With the passage of Measure 110, possession of certain amounts of fentanyl, methamphetamine, heroin or LSD is punishable with a fine of $100, which can be waived if the violator calls a health hotline to ask about treatment. Fewer than 5% of people receiving fines have made the call, The Economist said.

Because of bureaucratic delays in getting cannabis tax money to treatment providers, decriminalization preceded the disbursal of treatment dollars in Oregon by more than two years.

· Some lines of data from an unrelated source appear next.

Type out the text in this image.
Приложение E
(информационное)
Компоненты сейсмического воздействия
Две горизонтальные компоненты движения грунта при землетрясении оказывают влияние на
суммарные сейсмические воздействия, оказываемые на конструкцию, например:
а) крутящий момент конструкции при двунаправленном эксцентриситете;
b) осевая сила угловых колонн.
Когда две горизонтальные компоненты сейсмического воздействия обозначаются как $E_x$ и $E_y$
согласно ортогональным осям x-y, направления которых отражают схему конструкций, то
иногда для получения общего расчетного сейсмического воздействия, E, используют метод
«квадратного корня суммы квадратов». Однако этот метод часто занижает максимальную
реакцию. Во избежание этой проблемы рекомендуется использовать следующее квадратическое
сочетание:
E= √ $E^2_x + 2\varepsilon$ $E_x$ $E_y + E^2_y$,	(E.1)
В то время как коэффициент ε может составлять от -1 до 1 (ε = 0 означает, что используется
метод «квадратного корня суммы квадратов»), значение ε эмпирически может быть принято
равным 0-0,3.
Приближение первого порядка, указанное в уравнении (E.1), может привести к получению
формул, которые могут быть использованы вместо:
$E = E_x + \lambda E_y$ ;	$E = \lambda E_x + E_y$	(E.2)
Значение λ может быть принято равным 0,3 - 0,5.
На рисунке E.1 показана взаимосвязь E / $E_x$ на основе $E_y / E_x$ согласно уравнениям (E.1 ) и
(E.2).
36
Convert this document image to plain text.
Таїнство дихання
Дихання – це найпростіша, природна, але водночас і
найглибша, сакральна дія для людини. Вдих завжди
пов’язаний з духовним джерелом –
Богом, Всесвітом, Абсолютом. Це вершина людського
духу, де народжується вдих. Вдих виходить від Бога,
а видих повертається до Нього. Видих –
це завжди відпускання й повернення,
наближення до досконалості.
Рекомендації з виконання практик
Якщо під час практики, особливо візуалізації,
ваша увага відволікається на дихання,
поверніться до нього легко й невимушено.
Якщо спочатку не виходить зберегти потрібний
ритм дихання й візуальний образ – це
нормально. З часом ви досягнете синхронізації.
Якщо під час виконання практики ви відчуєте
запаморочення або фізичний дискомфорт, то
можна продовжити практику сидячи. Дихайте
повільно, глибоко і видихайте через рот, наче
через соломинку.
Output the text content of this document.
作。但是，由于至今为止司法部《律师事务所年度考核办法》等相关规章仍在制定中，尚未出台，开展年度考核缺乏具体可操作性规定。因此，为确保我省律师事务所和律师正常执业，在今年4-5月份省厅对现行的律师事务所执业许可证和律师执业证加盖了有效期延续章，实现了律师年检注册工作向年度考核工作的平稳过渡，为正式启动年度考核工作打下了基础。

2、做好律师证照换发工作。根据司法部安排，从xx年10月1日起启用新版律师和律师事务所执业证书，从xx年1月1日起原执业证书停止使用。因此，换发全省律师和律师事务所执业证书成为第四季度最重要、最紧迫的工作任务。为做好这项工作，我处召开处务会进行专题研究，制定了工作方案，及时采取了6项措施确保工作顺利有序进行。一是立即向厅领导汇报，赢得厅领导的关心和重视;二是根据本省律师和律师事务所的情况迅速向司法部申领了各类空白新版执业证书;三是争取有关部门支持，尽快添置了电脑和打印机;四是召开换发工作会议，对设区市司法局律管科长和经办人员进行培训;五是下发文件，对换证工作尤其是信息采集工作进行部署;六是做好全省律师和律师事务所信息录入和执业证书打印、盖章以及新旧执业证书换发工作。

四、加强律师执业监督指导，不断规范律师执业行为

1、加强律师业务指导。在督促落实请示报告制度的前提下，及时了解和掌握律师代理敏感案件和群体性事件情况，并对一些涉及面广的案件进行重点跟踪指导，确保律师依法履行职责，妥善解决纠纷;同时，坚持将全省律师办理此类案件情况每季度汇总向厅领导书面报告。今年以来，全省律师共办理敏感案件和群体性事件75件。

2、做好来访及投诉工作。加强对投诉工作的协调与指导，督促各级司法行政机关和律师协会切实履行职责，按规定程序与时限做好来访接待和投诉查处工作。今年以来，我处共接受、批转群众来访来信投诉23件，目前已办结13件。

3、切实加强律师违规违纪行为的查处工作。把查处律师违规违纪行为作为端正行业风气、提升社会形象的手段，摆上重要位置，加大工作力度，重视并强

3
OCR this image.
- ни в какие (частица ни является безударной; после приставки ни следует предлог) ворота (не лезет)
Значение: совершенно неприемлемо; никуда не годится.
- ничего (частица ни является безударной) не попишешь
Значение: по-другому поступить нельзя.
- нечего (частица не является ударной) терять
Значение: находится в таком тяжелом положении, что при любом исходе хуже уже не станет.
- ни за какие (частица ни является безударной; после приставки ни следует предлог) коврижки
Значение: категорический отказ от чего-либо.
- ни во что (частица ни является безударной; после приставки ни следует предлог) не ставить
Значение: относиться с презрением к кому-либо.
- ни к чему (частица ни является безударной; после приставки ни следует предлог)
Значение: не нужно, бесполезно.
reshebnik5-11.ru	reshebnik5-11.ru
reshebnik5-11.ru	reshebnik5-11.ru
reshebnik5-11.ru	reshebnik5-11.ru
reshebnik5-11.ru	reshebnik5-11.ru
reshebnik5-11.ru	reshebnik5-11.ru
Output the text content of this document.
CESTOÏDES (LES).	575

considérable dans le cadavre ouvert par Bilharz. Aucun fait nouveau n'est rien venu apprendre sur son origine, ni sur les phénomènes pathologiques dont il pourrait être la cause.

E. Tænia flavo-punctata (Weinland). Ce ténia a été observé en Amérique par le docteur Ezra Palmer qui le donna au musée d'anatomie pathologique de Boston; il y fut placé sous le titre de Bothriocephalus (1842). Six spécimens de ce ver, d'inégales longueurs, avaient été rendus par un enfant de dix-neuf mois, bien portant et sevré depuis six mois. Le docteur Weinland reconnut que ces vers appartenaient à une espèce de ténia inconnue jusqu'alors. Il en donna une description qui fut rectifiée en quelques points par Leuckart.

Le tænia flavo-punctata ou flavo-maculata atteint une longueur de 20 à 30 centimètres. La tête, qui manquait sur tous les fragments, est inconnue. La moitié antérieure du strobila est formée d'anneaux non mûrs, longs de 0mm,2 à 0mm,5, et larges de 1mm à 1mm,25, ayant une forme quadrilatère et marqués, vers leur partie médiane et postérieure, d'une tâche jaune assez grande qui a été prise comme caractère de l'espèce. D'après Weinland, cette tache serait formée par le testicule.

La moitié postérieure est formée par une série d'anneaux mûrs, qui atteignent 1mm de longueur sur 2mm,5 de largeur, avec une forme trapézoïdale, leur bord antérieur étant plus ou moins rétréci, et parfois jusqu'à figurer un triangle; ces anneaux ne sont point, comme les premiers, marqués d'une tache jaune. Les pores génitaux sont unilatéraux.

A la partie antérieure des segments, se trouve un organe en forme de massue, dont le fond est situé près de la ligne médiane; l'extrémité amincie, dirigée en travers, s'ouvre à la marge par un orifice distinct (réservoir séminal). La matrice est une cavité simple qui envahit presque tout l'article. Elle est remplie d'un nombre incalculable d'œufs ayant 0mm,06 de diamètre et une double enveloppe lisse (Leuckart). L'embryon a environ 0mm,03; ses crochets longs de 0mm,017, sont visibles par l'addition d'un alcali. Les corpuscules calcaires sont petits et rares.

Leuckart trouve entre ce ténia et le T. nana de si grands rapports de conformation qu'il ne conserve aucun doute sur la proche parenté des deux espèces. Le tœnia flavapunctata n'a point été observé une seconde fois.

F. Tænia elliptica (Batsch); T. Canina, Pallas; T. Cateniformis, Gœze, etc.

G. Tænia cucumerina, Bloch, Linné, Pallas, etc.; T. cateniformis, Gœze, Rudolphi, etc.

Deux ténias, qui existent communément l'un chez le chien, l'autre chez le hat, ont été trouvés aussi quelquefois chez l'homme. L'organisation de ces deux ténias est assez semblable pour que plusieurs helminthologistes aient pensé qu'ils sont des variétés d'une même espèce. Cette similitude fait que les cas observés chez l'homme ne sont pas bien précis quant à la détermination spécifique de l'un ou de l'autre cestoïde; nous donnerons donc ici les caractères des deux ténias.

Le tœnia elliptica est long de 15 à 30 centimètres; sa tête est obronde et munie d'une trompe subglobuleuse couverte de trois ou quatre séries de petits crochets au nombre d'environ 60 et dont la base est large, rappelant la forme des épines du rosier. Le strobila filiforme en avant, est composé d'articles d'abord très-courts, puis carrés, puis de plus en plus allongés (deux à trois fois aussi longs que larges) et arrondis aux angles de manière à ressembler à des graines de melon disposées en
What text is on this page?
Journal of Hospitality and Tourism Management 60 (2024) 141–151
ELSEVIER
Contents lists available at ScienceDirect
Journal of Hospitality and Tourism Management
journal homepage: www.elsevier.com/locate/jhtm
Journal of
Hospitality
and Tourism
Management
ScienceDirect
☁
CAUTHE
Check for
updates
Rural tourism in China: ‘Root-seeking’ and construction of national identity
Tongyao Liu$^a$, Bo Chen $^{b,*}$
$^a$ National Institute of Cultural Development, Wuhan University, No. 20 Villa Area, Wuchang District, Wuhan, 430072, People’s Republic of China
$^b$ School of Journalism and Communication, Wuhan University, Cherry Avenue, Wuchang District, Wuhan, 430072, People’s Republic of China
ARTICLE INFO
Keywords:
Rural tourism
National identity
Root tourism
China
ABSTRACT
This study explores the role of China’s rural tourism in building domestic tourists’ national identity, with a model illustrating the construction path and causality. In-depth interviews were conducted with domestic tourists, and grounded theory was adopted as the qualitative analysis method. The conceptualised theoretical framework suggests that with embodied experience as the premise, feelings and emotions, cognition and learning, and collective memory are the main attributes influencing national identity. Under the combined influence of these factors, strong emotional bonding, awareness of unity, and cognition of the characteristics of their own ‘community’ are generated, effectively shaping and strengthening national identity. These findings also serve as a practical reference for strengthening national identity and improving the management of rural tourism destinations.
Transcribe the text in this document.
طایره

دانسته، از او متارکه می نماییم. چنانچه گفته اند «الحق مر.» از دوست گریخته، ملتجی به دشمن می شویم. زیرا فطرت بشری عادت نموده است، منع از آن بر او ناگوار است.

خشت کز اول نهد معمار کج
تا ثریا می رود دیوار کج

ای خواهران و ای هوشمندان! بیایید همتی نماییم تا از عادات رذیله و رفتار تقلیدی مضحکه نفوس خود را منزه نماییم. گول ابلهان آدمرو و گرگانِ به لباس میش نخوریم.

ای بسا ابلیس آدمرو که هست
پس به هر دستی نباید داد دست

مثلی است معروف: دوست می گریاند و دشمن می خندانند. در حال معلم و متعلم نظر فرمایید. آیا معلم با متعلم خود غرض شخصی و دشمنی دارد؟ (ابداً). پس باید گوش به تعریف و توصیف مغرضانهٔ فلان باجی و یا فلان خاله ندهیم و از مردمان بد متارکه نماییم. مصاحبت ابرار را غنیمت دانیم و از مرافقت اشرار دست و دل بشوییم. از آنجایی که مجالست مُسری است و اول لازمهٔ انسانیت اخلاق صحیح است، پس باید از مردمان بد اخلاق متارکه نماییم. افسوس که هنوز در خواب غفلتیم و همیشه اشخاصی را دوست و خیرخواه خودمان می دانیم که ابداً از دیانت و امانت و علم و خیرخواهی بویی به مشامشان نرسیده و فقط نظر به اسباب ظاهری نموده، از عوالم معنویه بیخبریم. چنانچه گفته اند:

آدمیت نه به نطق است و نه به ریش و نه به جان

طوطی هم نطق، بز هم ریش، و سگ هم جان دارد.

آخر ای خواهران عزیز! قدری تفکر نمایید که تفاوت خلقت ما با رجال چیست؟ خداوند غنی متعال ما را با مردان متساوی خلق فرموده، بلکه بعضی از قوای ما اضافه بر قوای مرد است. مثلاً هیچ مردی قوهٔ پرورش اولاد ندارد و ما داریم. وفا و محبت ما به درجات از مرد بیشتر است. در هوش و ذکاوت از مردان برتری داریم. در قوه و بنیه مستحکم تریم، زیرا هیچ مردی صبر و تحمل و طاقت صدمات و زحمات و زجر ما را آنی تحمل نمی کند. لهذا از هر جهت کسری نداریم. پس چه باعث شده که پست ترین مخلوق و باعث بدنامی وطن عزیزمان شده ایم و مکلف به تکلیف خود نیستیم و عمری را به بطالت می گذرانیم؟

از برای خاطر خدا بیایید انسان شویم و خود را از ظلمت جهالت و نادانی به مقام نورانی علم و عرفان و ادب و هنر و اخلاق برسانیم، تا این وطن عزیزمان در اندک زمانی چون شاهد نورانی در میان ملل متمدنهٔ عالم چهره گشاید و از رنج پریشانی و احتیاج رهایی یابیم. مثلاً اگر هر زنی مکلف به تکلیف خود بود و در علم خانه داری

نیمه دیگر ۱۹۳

That gap left drug users with carte blanche to consume whatever they wanted but gave them no new resources for treatment.

“It is better to adopt the sort of approach pioneered in Portugal, where people found with drugs have to appear before dissuasion commissions and are shepherded into treatment,” The Economist wrote. “The process is laborious, and that alone can discourage casual drug-taking.”

Tera Hurst, executive director of the Oregon Health Justice Recovery Alliance, an organization that advocates for implementation of Measure 110, says The Economist is jumping the gun.

The Economist reporter, like others, conflates correlation with causation, ignoring that overdoses have increased nationwide,” Hurst wrote in an email. “We can all acknowledge that implementing a transformational policy during a global pandemic has had its challenges. Even with all of the struggles, the initial data show we are making a huge difference here in Oregon: 60,000 services provided in 18 months; 160 addiction service providers funded across all 36 counties; and we are just getting started. Change takes time, and many Oregonians are already benefitting from this law.”